With many places moving toward the end of the stay-at-home recommendations and businesses looking to open back up, having a strategy for bringing employees back will help. We have come up with a few topics that you may come across when bringing back employees.
The first question that has come up:
Some of our employees have said they don’t feel safe returning to work. Can we just permanently replace them?
We recommend extreme caution when deciding to replace an employee who refuses to work because of concerns about COVID-19. Generally, employees do not have a right to refuse to work based only on a generalized fear of becoming ill if their fear is not based on objective evidence of possible exposure. However, under the current circumstances, where COVID-19 continues to be a threat across the country, we think it would be difficult to show that employees have no reason to fear coming in to work, particularly but not exclusively in a location with a shelter-in-place rule. Returning employees may also have certain rights under state and federal law. Here are few things to keep in mind:
- Recalled employees may have a right to job protected leave under a city ordinance, state law, or the federal Families First Coronavirus Response Act (FFCRA). See our overview of the FFCRA on the HR Support Center.
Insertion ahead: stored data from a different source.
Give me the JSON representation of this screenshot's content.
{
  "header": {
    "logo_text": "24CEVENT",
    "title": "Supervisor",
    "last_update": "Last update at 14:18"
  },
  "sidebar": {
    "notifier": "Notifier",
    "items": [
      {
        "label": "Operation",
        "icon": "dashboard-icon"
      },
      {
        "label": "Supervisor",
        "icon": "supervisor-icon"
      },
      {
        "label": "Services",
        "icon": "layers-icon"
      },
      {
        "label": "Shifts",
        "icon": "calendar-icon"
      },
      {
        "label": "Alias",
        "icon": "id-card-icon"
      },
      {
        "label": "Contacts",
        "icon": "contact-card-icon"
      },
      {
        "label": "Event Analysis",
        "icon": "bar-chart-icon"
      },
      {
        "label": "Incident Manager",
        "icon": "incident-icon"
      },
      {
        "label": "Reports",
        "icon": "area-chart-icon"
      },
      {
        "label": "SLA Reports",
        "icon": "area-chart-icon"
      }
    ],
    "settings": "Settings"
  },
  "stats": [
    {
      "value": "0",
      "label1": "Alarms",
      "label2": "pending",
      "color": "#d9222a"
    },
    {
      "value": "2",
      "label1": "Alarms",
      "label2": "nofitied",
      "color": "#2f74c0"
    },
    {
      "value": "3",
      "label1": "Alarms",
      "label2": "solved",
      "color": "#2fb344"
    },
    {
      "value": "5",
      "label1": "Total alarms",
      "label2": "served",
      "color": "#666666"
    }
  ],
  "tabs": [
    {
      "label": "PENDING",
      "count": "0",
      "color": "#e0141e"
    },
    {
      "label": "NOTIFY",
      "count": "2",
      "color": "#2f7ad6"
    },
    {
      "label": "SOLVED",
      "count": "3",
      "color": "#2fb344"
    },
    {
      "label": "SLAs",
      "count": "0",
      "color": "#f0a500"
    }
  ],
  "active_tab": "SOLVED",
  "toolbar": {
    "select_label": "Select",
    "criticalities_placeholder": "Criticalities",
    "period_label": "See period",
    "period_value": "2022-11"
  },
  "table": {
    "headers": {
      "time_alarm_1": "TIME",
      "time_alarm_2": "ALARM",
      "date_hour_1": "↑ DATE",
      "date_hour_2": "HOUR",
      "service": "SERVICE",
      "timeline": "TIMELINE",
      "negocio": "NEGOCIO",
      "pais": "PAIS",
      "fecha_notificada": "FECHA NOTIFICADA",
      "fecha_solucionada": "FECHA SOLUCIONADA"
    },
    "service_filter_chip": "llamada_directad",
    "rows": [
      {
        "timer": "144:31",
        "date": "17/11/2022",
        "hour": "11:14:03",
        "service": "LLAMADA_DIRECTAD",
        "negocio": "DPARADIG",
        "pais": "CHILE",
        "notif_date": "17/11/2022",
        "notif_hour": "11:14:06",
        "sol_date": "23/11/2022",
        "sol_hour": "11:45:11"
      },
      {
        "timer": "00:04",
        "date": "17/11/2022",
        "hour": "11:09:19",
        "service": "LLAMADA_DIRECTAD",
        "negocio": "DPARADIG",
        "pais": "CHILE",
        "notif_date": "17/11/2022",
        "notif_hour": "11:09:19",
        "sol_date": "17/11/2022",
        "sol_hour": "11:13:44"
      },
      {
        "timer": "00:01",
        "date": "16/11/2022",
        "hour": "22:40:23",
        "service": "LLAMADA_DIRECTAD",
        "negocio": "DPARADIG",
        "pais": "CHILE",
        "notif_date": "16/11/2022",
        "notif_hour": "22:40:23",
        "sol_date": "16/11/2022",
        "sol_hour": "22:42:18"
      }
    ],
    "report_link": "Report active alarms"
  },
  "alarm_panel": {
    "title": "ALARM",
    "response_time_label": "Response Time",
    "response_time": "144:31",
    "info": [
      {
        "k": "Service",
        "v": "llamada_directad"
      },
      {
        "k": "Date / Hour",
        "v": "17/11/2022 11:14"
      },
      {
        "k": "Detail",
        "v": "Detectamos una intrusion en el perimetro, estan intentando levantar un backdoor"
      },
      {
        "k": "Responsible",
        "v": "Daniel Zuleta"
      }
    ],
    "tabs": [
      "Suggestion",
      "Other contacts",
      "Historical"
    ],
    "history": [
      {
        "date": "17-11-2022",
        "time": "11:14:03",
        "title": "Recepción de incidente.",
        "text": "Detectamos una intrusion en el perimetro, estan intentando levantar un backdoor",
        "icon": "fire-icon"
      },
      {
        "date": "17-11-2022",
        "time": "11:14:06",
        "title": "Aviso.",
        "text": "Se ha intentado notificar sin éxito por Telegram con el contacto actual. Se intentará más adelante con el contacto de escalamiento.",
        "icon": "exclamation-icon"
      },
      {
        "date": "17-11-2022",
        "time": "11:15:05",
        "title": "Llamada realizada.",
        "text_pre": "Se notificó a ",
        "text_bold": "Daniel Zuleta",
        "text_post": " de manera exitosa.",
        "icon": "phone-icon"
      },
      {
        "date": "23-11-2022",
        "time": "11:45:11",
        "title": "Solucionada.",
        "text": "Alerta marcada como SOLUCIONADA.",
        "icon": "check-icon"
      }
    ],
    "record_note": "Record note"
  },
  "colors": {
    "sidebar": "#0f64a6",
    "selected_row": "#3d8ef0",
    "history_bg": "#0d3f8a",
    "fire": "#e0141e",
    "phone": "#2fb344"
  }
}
- Employees who are in a high-risk category — either because they are immunocompromised or have an underlying condition that makes them more susceptible to the disease — may be entitled to a reasonable accommodation under the Americans with Disabilities Act (ADA) or state law if their situation doesn’t qualify them for leave under the FFCRA (or if they have run out of that leave). It would be a reasonable accommodation under the circumstances to allow the employee to work from home or take an unpaid leave, if working from home is not possible.
- Employees who live with someone who is high risk are not entitled to a reasonable accommodation under federal law, but we strongly recommend allowing them to work from home if possible or take an unpaid leave. Otherwise, they may decide to quit and collect unemployment insurance. If you want to keep them as an employee, being compassionate and flexible is your best bet.
- Under Occupational Safety and Health Administration (OSHA) rules, an employee’s refusal to perform a task will be protected if all of the following conditions are met: Where possible, the employee asked the employer to eliminate the danger, and the employer failed to do so; the employee refused to work in “good faith,” which means that the employee must genuinely believe that an imminent danger exists; a reasonable person would agree that there is a real danger of death or serious injury; and there isn’t enough time, because of the urgency of the hazard, to get it corrected through regular enforcement channels, such as requesting an OSHA inspection.
Check state and local law to see if additional protections may apply.
Instead of replacing employees who express fear at this time, we recommend that you consider methods to encourage employees to come to work and to help put their minds at ease. Consider emphasizing all of the safety methods you have put in place (such as scheduled handwashing, frequent disinfection of surfaces, social distancing rules, reduced customer capacity, staggered shifts, or more extreme measures if warranted by your industry). We recommend relying on the Centers for Disease Control and Prevention (CDC) and local health department guidance for establishing safe working conditions at this time. You might also consider offering premium pay (a.k.a. hazard pay) or additional paid time off for use in the future to employees who must come to work.